Y entró el rey David y estuvo delante de Jehová, y dijo: Jehová Dios, ¿quién soy yo, y cuál es mi casa, para que me hayas traído hasta este lugar? Y aun esto, oh Dios, te ha parecido poco, pues que has hablado de la casa de tu siervo para tiempo más lejano, y me has mirado como a un hombre excelente, oh Jehová Dios. 1 Crónicas 17:16-17 RVR1960
Queridos amigos, hace poco un querido amigo reaccionó a un post que hablaba de que es necesario humillarse ante Dios y reconocer los propios pecados, esta fue su respuesta: “¿Autoincriminarse? ¡Tampoco!!!”.
La gente en ese afán de ser positivo, generado por la cultura influenciada por la metafísica y su ley de atracción, suele afirmar que tal o cual persona es excelente en lo que hace. Por otro lado está el severo juicio, cuando alguien no satisface sus expectativas, expresan que se trata de un desastre y que no vale la pena ni siquiera acercarse. Exaltan lo que creen bueno y denigran lo que creen malo.
Son juicios de valor sustentados generalmente en percepciones personales, que a su vez son rebatidas por otros, porque éstos tienen otra forma de percibir las cosas y terminan diciendo “no había sido tan bueno o no resultó ser tan malo”.
Sobre los muy buenos no hay mucho que decir, pues merecen supuestamente una buena vida, pero los “muy malos” siguen viviendo la vida, porque finalmente encuentran donde acomodarse. Por lo visto en este mundo hay espacio para todo y para todos.

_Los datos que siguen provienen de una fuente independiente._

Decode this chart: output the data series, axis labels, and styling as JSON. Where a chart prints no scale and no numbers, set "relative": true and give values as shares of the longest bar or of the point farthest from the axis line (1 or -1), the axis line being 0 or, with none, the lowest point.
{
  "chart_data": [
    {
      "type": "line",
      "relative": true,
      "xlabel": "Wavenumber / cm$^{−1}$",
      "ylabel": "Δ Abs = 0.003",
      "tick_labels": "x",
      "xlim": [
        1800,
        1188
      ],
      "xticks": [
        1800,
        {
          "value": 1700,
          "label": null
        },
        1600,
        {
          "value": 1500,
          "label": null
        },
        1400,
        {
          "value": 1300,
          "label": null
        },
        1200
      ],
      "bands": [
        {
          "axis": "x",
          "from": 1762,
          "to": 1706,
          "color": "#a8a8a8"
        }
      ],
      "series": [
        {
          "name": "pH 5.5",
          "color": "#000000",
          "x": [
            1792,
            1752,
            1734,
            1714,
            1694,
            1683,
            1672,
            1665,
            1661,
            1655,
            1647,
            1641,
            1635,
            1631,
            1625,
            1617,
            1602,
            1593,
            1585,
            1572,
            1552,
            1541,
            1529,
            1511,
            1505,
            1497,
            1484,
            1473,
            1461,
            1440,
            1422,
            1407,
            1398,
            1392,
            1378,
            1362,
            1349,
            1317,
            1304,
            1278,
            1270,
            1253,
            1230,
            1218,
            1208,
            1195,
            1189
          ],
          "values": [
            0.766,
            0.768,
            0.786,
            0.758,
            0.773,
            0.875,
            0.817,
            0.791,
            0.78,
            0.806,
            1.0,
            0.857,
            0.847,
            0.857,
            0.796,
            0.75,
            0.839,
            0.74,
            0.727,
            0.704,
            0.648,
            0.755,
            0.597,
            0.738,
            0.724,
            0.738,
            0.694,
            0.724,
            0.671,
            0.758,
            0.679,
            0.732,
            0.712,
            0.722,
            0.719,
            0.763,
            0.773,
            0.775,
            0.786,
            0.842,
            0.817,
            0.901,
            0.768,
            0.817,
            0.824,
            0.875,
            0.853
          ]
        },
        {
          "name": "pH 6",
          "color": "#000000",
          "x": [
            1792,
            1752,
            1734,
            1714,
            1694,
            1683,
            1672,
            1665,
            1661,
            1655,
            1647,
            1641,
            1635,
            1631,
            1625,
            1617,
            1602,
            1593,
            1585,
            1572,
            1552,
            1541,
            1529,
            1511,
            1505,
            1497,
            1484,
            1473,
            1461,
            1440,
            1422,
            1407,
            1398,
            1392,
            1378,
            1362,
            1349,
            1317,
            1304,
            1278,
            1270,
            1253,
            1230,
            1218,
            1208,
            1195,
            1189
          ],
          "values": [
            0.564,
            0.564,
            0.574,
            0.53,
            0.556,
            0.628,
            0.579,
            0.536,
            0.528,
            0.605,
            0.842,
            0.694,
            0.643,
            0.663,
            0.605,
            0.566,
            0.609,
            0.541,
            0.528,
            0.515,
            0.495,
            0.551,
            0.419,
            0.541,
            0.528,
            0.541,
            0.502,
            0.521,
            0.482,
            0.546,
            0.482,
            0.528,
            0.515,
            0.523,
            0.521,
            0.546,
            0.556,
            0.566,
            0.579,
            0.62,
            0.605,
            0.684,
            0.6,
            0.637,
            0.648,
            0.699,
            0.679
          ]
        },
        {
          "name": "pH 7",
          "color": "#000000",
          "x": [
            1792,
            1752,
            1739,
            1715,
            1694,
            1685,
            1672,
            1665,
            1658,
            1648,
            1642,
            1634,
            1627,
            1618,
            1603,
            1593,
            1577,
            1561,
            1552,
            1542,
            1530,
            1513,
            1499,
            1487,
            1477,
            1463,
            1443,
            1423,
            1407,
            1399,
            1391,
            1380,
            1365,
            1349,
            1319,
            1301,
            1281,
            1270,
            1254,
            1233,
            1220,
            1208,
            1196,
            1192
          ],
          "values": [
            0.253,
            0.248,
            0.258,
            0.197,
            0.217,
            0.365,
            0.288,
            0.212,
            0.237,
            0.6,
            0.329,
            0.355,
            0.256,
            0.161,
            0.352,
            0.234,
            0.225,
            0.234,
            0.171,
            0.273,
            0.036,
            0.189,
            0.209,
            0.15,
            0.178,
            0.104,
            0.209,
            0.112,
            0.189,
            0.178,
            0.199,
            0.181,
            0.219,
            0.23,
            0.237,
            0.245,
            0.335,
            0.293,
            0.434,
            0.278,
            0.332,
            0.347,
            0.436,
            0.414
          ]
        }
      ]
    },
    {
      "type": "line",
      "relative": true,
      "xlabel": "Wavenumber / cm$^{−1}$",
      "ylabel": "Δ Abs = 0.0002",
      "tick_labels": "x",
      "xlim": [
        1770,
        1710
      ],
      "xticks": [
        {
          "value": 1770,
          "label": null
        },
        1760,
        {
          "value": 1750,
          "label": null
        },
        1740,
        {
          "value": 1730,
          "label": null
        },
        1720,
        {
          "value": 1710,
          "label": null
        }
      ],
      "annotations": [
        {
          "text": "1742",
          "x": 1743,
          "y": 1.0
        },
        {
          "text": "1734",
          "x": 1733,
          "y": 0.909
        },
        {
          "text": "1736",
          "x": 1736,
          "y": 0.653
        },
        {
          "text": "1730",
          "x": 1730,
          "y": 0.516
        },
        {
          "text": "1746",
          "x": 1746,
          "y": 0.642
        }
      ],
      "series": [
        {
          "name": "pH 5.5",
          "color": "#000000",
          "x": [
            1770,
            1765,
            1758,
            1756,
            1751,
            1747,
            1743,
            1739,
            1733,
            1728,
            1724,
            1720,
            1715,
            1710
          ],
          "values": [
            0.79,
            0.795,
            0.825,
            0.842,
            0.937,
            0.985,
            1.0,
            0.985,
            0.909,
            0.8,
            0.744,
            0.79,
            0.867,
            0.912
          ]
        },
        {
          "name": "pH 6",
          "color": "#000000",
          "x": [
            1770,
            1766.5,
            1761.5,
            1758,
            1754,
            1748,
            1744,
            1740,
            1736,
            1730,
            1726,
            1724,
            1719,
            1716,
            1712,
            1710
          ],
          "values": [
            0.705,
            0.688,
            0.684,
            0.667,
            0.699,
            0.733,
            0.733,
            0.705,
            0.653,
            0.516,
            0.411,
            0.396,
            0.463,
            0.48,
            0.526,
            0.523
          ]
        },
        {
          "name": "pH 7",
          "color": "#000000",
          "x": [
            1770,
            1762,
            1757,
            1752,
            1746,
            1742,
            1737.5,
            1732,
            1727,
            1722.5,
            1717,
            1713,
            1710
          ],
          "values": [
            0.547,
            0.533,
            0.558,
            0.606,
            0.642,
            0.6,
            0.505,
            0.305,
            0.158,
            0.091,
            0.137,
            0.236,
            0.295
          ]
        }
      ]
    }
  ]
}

Aquellos que son exaltados como buenos, terminan desarrollando su ego hasta llegar a las nubes, y los denigrados como malos buscan excusas o justificaciones, que consuelen su ego. Ese suele ser el comportamiento del hombre natural, muy poco misericordioso y sustentado en su propia justicia y verdad.
El hombre espiritual debe cuidarse de realizar juicios de valor. Puede juzgar, porque está llamado a ejercer sano juicio sustentado en la Verdad de Dios. Debe evitar el error de juzgar y olvidarse de ver la viga en el propio ojo. Su juicio debe ser para motivar, exhortar, reprender en amor cristiano, o para alejarse del mal, pero siempre pensando en que no es mejor que el peor de los pecadores (Efesios 3:8).
David era un rey poderoso, además de ser un excelente guerrero fue un destacado líder, que reinaba con justicia. Tenía todo para creerse superior, incluidos los buenos conceptos de quienes lo rodeaban. Sin embargo, es remarcarle la humildad con la que se dirigía a Dios.
El rey David sabía que parte del temor de Dios era humillarse ante Él, reconociendo no sólo los propios pecados y pidiendo perdón, sino que todo lo que un humano posee y es, no es atribuible a él mismo, sino solo y únicamente al Todopoderoso.
La misma Palabra expresa: ¿qué es el hombre, para que en él pienses o para que lo estimes? (Salmos 144;3). A los ojos de Dios no hay nada en el hombre para ser exaltado, entonces ¿cómo se puede ser arrogante?
Dios le manifestó nada menos que al gran rey David, que no tendría el honor de construir el templo, que tanto había anhelado edificar. Pudo haberse resentido y enfurecido, pero su respuesta se dio bajo sumisa humildad, porque él reconocía quien era el verdadero Rey.
Al igual que David debemos dar la gloria a Dios, pues Él es el único merecedor de toda gloria. Si al hombre natural le cuesta humillarse, para el cristiano la humillación debe ser una práctica constante, pues es sabedor de la magnificencia y poder de su maravilloso Dios.
Les deseo un día muy bendecido.
“Es mejor decir la verdad que duele y luego sana, que la mentira que consuela y luego mata”. A.R.